Ain­si, on reconnaît
que ce comi­té est « capable » de gérer
les fonds sociaux, mais on lui dénie la même capacité
en matière corporative !

Depuis 1918, la C.G.T.
récla­mait des comi­tés de « gestion »,
avec par­ti­ci­pa­tion aux béné­fices. On lui offre des
comi­tés consul­ta­tifs, et elle s’en satisfait !

Ain­si, par­tout, dans ces
trois pays, le même leit­mo­tiv revient.

Aug­men­ter la production,
recru­ter des cadres que l’on puisse extraire de la classe ouvrière,
sans espoir de retour.

Mais, patience. Juin 36
ne s’est pas fait « sur l’ordre » des bonzes ;
le mou­ve­ment est sor­ti spon­ta­né­ment de l’ac­tion des masses.
J’ai bon espoir que là encore les tra­vailleurs sauront
dépas­ser, dans les faits, les ins­ti­tu­tions juri­diques dont on
veut les ligoter.

Mais, en cas de
dépas­se­ment révo­lu­tion­naire de tous ces projets
réfor­mistes, dans quel sens doit se faire l’action ?

Natio­na­li­sa­tions ou
Socialisations

La solu­tion ne réside
pas dans la natio­na­li­sa­tion d’un sec­teur par­tiel de l’économie,
ce que l’on réclame actuel­le­ment. Elle ne réside pas
non plus dans une natio­na­li­sa­tion totale. Car, enfin, rem­pla­cer les
pro­prié­taires natio­naux par des nations propriétaires
ne pour­ra, en aucun cas, sup­pri­mer les causes de guerre qui sont la
lutte pour les matières pre­mières et la lutte pour les
mar­chés. Car, actuel­le­ment, tous les pro­blèmes sont à
l’é­chelle mondiale.

Mieux, à quoi
peut ser­vir à la classe ouvrière de remettre entre les
mains d’un État, contrô­lé par la finance et
l’in­dus­trie, la finance et l’in­dus­trie du pays ? Cela serait un
simple paravent, com­mode pour conti­nuer le petit jeu en honneur.
Comme il n’y aurait pas réqui­si­tion, on conti­nue­rait à
payer des divi­dendes (en cas de béné­fices).

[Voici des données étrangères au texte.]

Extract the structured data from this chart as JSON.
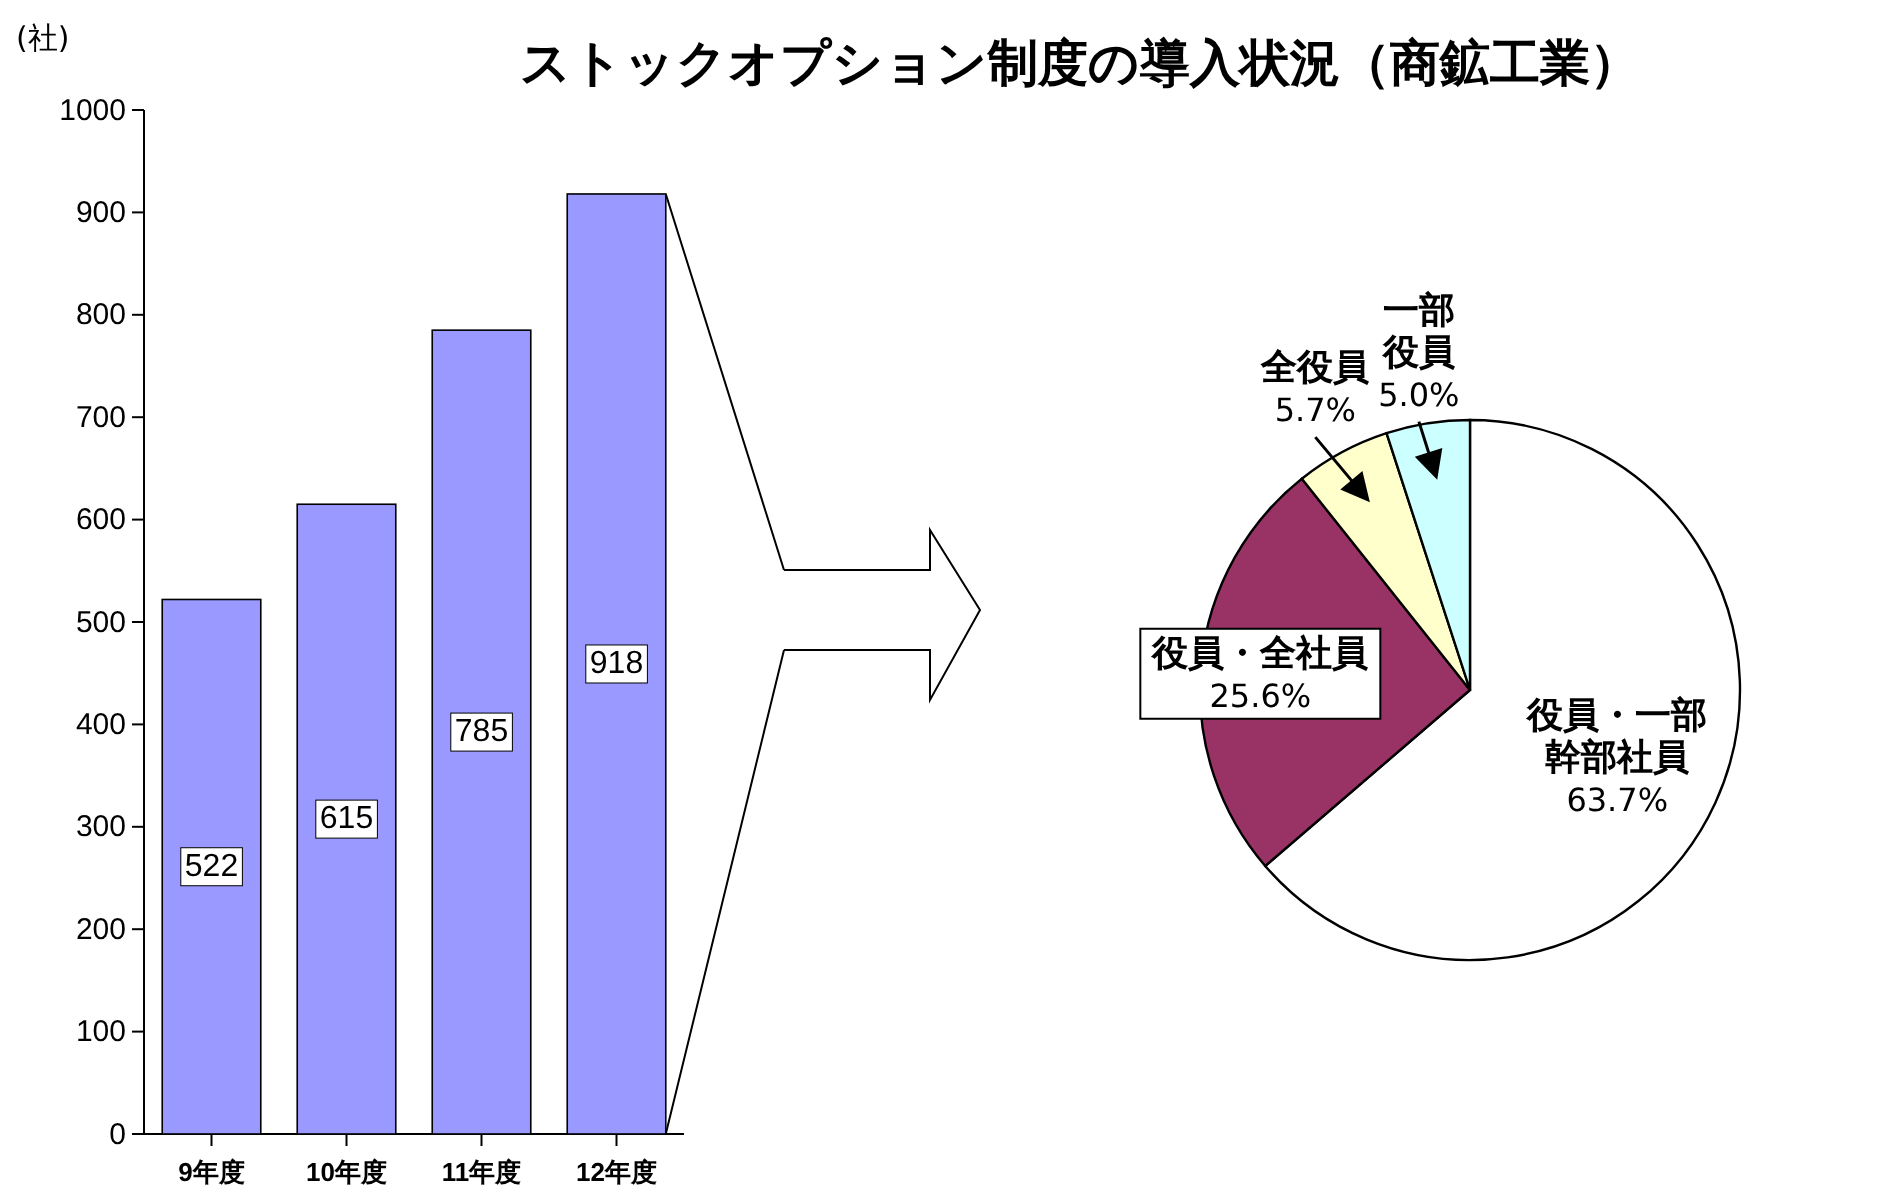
{
  "chart_data": [
    {
      "type": "bar",
      "title": "ストックオプション制度の導入状況（商鉱工業）",
      "ylabel": "(社)",
      "categories": [
        "9年度",
        "10年度",
        "11年度",
        "12年度"
      ],
      "values": [
        522,
        615,
        785,
        918
      ],
      "color": "#9999ff",
      "ylim": [
        0,
        1000
      ],
      "yticks": [
        0,
        100,
        200,
        300,
        400,
        500,
        600,
        700,
        800,
        900,
        1000
      ],
      "data_labels": true
    },
    {
      "type": "pie",
      "categories": [
        "役員・一部幹部社員",
        "役員・全社員",
        "全役員",
        "一部役員"
      ],
      "values": [
        63.7,
        25.6,
        5.7,
        5.0
      ],
      "colors": [
        "#ffffff",
        "#993366",
        "#ffffcc",
        "#ccffff"
      ],
      "value_labels": [
        "63.7%",
        "25.6%",
        "5.7%",
        "5.0%"
      ]
    }
  ]
}
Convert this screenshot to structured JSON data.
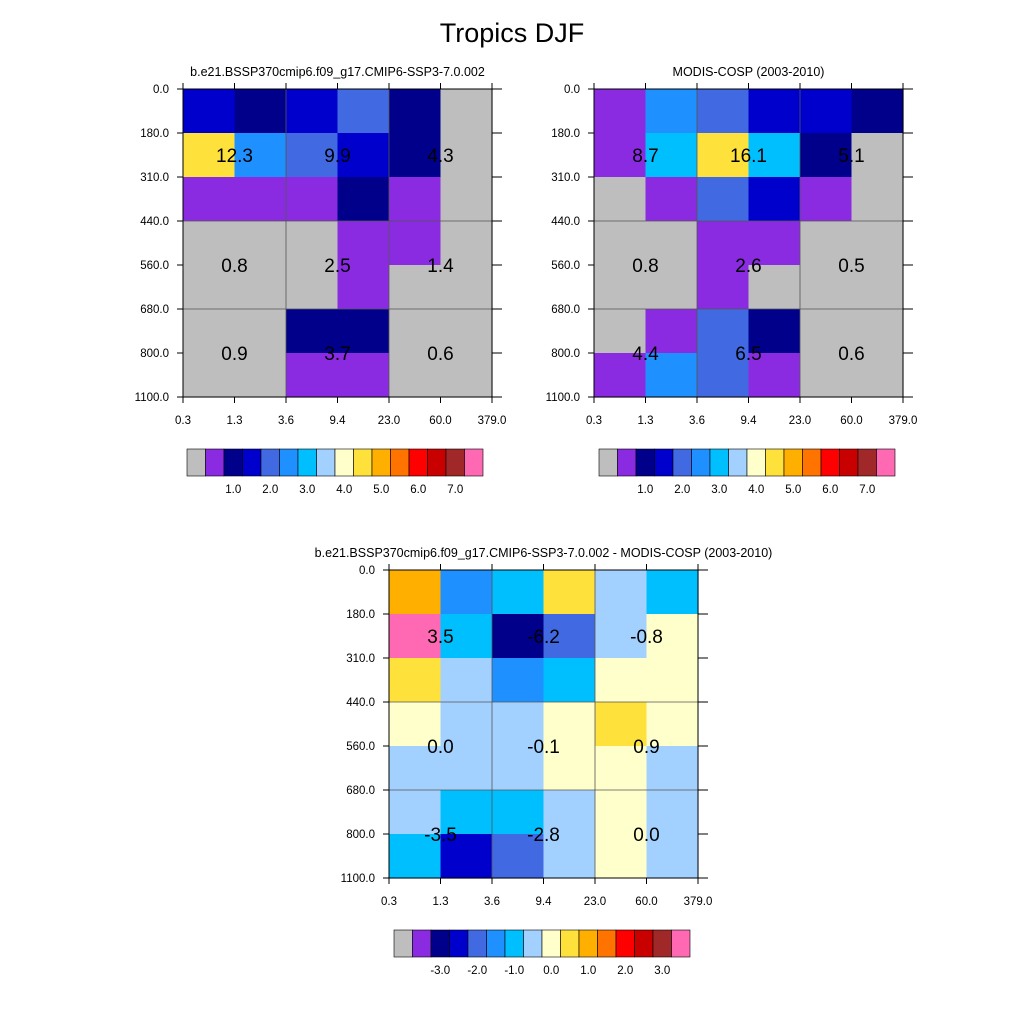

Et, en cas
de pertes, l’É­tat sub­vien­drait aux besoins, l’État,
c’est-à-dire les contri­buables, nous.

Il faut exproprier
pure­ment et sim­ple­ment tous les pro­prié­taires et actionnaires.
La socié­té machi­niste actuelle est en mesure d’allouer
à cha­cun, à par­tir de 50 ans par exemple, une retraite
sub­stan­tielle. Ne pâti­ront de cette mesure que ceux qui, moins
âgés, ne tra­vaillent pas du fait de leur naissance.

Ne pas remettre la
ges­tion aux mains d’un quel­conque admi­nis­tra­teur-séquestre de
l’É­tat, homme de paille des ex-pro­prié­taires, mais aux
tech­ni­ciens et ouvriers vivant de cette entreprise.

Mais il est cer­tain que
de telles ques­tions demandent à être approfondies
sérieu­se­ment, et je me pro­pose d’y reve­nir par la suite, ainsi
que sur la recherche du moteur des acti­vi­tés humaines :
l’in­té­rêt col­lec­tif contre le profit.